Fight through the freezing corridors of the ice palace and avoid the floating goblins. Then make your way through the slums, avoiding the devils and into a warehouse, full of pipes, levels and lots and lots of big, big, goblins. These need to be hit more than once, are semi-intelligent, and make sure you've sussed out an escape route. Then on to the guardian monsters and into the third level, which is so tricky that even the Elite programmers have problems getting through it.

Ghosts 'n' Goblins is for the nimble fingered only. It's frustratingly addictive, extraordinarily difficult, requiring impeccable timing and not a little luck. And if you manage to get all that together you might just save the princess.

OK, so like Imagine's Green Beret, Ghosts 'n' Goblins is really no more than a levels and ladders game, but that doesn't seem to matter. The original graphics and furious action more than compensate.

Very playable and very just one-more-go-ish.

Label: Elite
Price: £7.95
Memory: 48K/128K
Reviewer: Clare Edgeley

*****


Overall: 5/5

Summary: Yet another classic arcade conversion from Elite. Fiendishly difficult and more-ish. Very hot.

Award: Sinclair User Classic

Transcript by Chris Bourne

Sinclair User Issue 92, November 1989   page(s) 78

Do you wanna see something really scarey? No, you'd rather play a coin op wouldn't you. Well look no further Mr Albert Mucus of Harrowgate, because GHOSTS 'N' GOBLINS, the authentic Spectrum version of the classic Capcom arcade game is now available at a silly price courtesy of Encore.

Those of you who've never heard of it must have been dead it must have been dead for the last few years.

Those of you who've never heard of it must have been dead for the last few years but for those of you who missed it first time around here's a quick rundown.
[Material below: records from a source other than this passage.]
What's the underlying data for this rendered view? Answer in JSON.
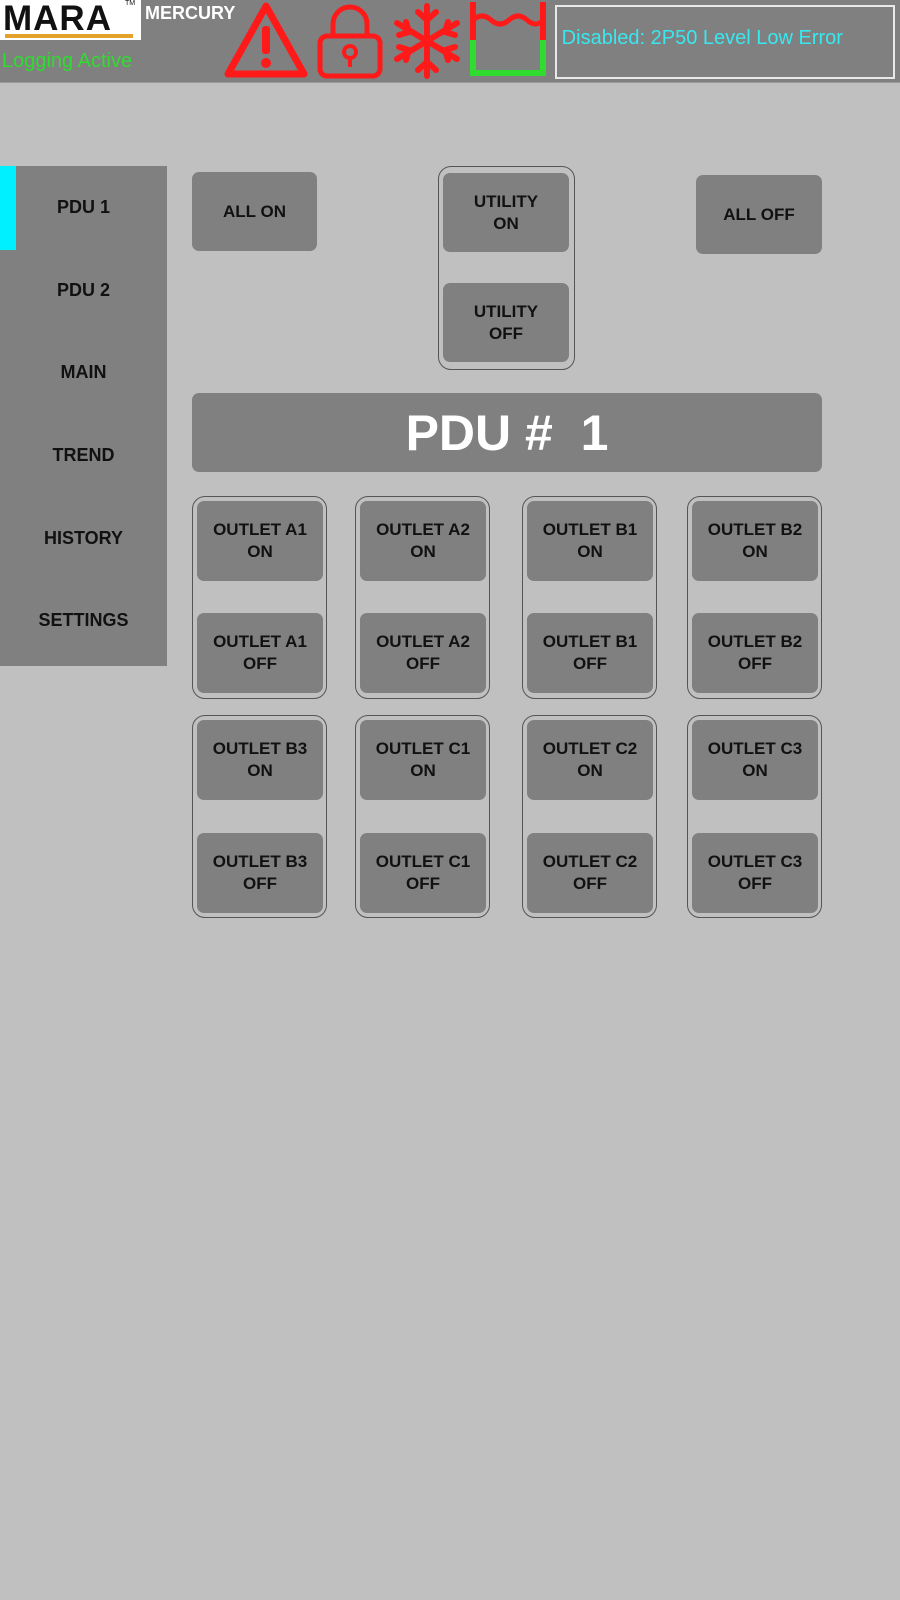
{
  "header": {
    "logo_text": "MARA",
    "logo_tm": "TM",
    "product_name": "MERCURY",
    "logging_status": "Logging Active",
    "ticker_message": "n Disabled: 2P50 Level Low Error",
    "status_icons": [
      "warning-icon",
      "lock-icon",
      "snowflake-icon",
      "tank-level-icon"
    ],
    "colors": {
      "alarm": "#ff1a1a",
      "ok": "#2fdc2f",
      "ticker": "#38e8f0"
    }
  },
  "sidebar": {
    "active_index": 0,
    "items": [
      {
        "label": "PDU 1"
      },
      {
        "label": "PDU 2"
      },
      {
        "label": "MAIN"
      },
      {
        "label": "TREND"
      },
      {
        "label": "HISTORY"
      },
      {
        "label": "SETTINGS"
      }
    ]
  },
  "controls": {
    "all_on": "ALL ON",
    "all_off": "ALL OFF",
    "utility_on": "UTILITY\nON",
    "utility_off": "UTILITY\nOFF"
  },
  "pdu_title": "PDU #  1",
  "outlets": [
    {
      "on": "OUTLET A1\nON",
      "off": "OUTLET A1\nOFF"
    },
    {
      "on": "OUTLET A2\nON",
      "off": "OUTLET A2\nOFF"
    },
    {
      "on": "OUTLET B1\nON",
      "off": "OUTLET B1\nOFF"
    },
    {
      "on": "OUTLET B2\nON",
      "off": "OUTLET B2\nOFF"
    },
    {
      "on": "OUTLET B3\nON",
      "off": "OUTLET B3\nOFF"
    },
    {
      "on": "OUTLET C1\nON",
      "off": "OUTLET C1\nOFF"
    },
    {
      "on": "OUTLET C2\nON",
      "off": "OUTLET C2\nOFF"
    },
    {
      "on": "OUTLET C3\nON",
      "off": "OUTLET C3\nOFF"
    }
  ]
}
You are a faithful knight and some evil fiend with leathery wings and a nasty case of demonic possession, has run off with your girlfriend. Don't worry now; you don't think that she'd run off with him of her own free will do you? No, certainly not. Well it's up to you to strap three hundredweight of armour to your lovelorn body and go off and rescue her. (Ahh my hero).

Play begins in a graveyard and everything is as quiet as a grave - but not for long. Being absolutely appalled by fleshy ones, bodies rise out from the ground with one soul (sic) purpose - to relieve you of your life. A few well thrown swords will put paid to them as you leap over gravestones on your mission of love. (Yuccckky!) You can collect gold that some monsters will leave behind once you have (re)killed them with the sometimes leaving extra weapons behind which can be swopped with the one in current use, each one having it's own particular advantages.

There are six levels, each one trickier than the last and the game progressively gets harder. The graphics are disappointing, but after playing any arcade conversion, I feel this is usually the case.

I felt a little let down that there was no Sinclair joystick option on the tape which led to me using the keys and proved to be extremely difficult. This aside, GHOST 'N' GOBLINS remains a classic game and this is a competent conversion, although some of the colours used make following the action a little tricky.

Label: Encore
Author: Capcom
Price: £2.99
Memory: 48K/128K
Joystick: No Sinclair option
Reviewer: Garth Sumpter


Graphics: 68%
Sound: 69%
Playability: 72%
Lastability: 70%
Overall: 71%

Summary: Some garish graphics let it down.